Harry Schwartz, Co-Owner, ACE Hardware, downtown San Diego

David Gimbel, owner, Voice & Video Rentals


California's minimum wage will increase to $9 per hour next month. But some in San Diego think that’s not enough and recently proposed increasing the city’s minimum wage to $13.09. However, not everyone agrees with the hike and the issue has divided the business community.

David Gimbel, owner of a video equipment rental store, said while a minimum wage increase wouldn’t directly affect him because he already pays employees nearly double that, he supports it. He points to the raise's impact on the local economy.

“All the statistics show that cities who have increase their minimum wage get much more money going back into the community — almost 100 percent of every dollar out of those raises goes right back in the community,” he said.

On the other side, there's Harry Schwartz, co-owner of the downtown ACE Hardware store. He said the increase wouldn’t just give a few more bucks to minimum wage workers, but that all hourly workers would expect a raise. Even his employees who already earn $10 an hour.

California's Minimum Wage

The state of California is set to gradually raise its minimum wage from the current $8 to $10 an hour by 2016. But a bill is making its way through the state Legislature that would raise California's minimum wage to $13 an hour by 2017.

“So as the minimum wage goes up — assumedly to 13.09 — the whole pay scale for hourly workers goes up," he said. "So we’re not properly measure what the impact would be on small businesses and that’s a concern to me.”

To accommodate his workers’ expectations, Schwartz said he would have to raise prices, possibly losing business to hardware stores in nearby cities.

Just last week, organizations on either side of the debate held competing news conferences, and pointed to studies that support their respective views on the issue.

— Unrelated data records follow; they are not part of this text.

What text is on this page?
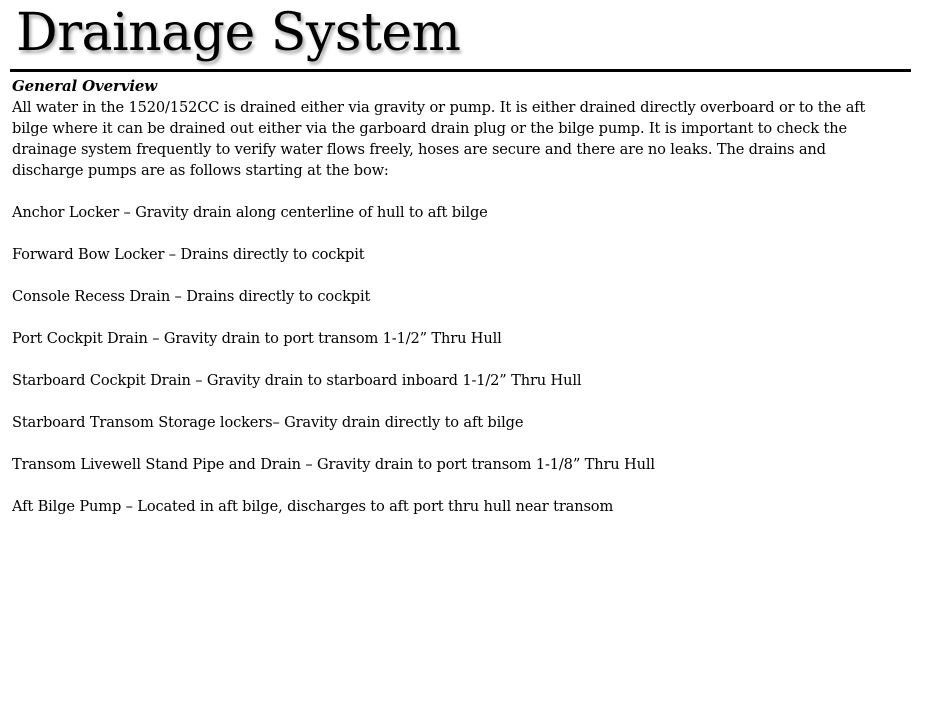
Drainage System

General Overview

All water in the 1520/152CC is drained either via gravity or pump. It is either drained directly overboard or to the aft bilge where it can be drained out either via the garboard drain plug or the bilge pump. It is important to check the drainage system frequently to verify water flows freely, hoses are secure and there are no leaks. The drains and discharge pumps are as follows starting at the bow:

Anchor Locker – Gravity drain along centerline of hull to aft bilge
Forward Bow Locker – Drains directly to cockpit
Console Recess Drain – Drains directly to cockpit
Port Cockpit Drain – Gravity drain to port transom 1-1/2” Thru Hull
Starboard Cockpit Drain – Gravity drain to starboard inboard 1-1/2” Thru Hull
Starboard Transom Storage lockers– Gravity drain directly to aft bilge
Transom Livewell Stand Pipe and Drain – Gravity drain to port transom 1-1/8” Thru Hull
Aft Bilge Pump – Located in aft bilge, discharges to aft port thru hull near transom
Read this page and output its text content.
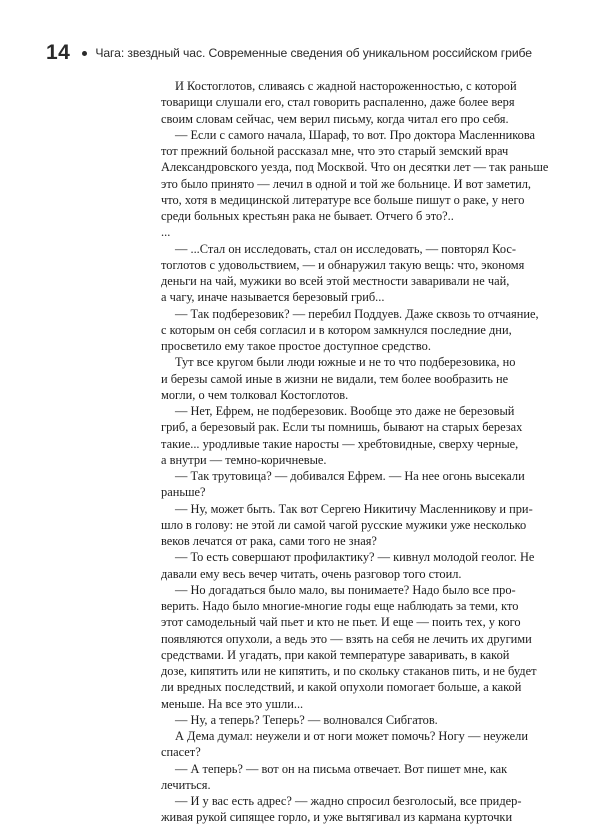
14 Чага: звездный час. Современные сведения об уникальном российском грибе
И Костоглотов, сливаясь с жадной настороженностью, с которой
товарищи слушали его, стал говорить распаленно, даже более веря
своим словам сейчас, чем верил письму, когда читал его про себя.
— Если с самого начала, Шараф, то вот. Про доктора Масленникова
тот прежний больной рассказал мне, что это старый земский врач
Александровского уезда, под Москвой. Что он десятки лет — так раньше
это было принято — лечил в одной и той же больнице. И вот заметил,
что, хотя в медицинской литературе все больше пишут о раке, у него
среди больных крестьян рака не бывает. Отчего б это?..
...
— ...Стал он исследовать, стал он исследовать, — повторял Кос-
тоглотов с удовольствием, — и обнаружил такую вещь: что, экономя
деньги на чай, мужики во всей этой местности заваривали не чай,
а чагу, иначе называется березовый гриб...
— Так подберезовик? — перебил Поддуев. Даже сквозь то отчаяние,
с которым он себя согласил и в котором замкнулся последние дни,
просветило ему такое простое доступное средство.
Тут все кругом были люди южные и не то что подберезовика, но
и березы самой иные в жизни не видали, тем более вообразить не
могли, о чем толковал Костоглотов.
— Нет, Ефрем, не подберезовик. Вообще это даже не березовый
гриб, а березовый рак. Если ты помнишь, бывают на старых березах
такие... уродливые такие наросты — хребтовидные, сверху черные,
а внутри — темно-коричневые.
— Так трутовица? — добивался Ефрем. — На нее огонь высекали
раньше?
— Ну, может быть. Так вот Сергею Никитичу Масленникову и при-
шло в голову: не этой ли самой чагой русские мужики уже несколько
веков лечатся от рака, сами того не зная?
— То есть совершают профилактику? — кивнул молодой геолог. Не
давали ему весь вечер читать, очень разговор того стоил.
— Но догадаться было мало, вы понимаете? Надо было все про-
верить. Надо было многие-многие годы еще наблюдать за теми, кто
этот самодельный чай пьет и кто не пьет. И еще — поить тех, у кого
появляются опухоли, а ведь это — взять на себя не лечить их другими
средствами. И угадать, при какой температуре заваривать, в какой
дозе, кипятить или не кипятить, и по скольку стаканов пить, и не будет
ли вредных последствий, и какой опухоли помогает больше, а какой
меньше. На все это ушли...
— Ну, а теперь? Теперь? — волновался Сибгатов.
А Дема думал: неужели и от ноги может помочь? Ногу — неужели
спасет?
— А теперь? — вот он на письма отвечает. Вот пишет мне, как
лечиться.
— И у вас есть адрес? — жадно спросил безголосый, все придер-
живая рукой сипящее горло, и уже вытягивал из кармана курточки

At a news conference Thursday, the San Diego County Taxpayers Association and San Diego Regional Chamber of Commerce released a report that showed the increase would hurt small businesses and minimally benefit San Diegans living in poverty.

But Thursday night, proponents of the proposal to increase San Diego's minimum wage hosted a rally in Hillcrest to drum up support. They say the current rate of $8 per hour isn't enough to make ends meet without government assistance, according to a report released earlier this year by Center on Policy Initiatives.

This week, the city's Economic Development and Intergovernmental Relations Committee will be discussing the proposal supported by Council President Todd Gloria. If the committee approves Gloria's proposal Wednesday, it will go to the full City Council. Council members will then decide whether to approve the wage hike or send it to the ballot for a public vote.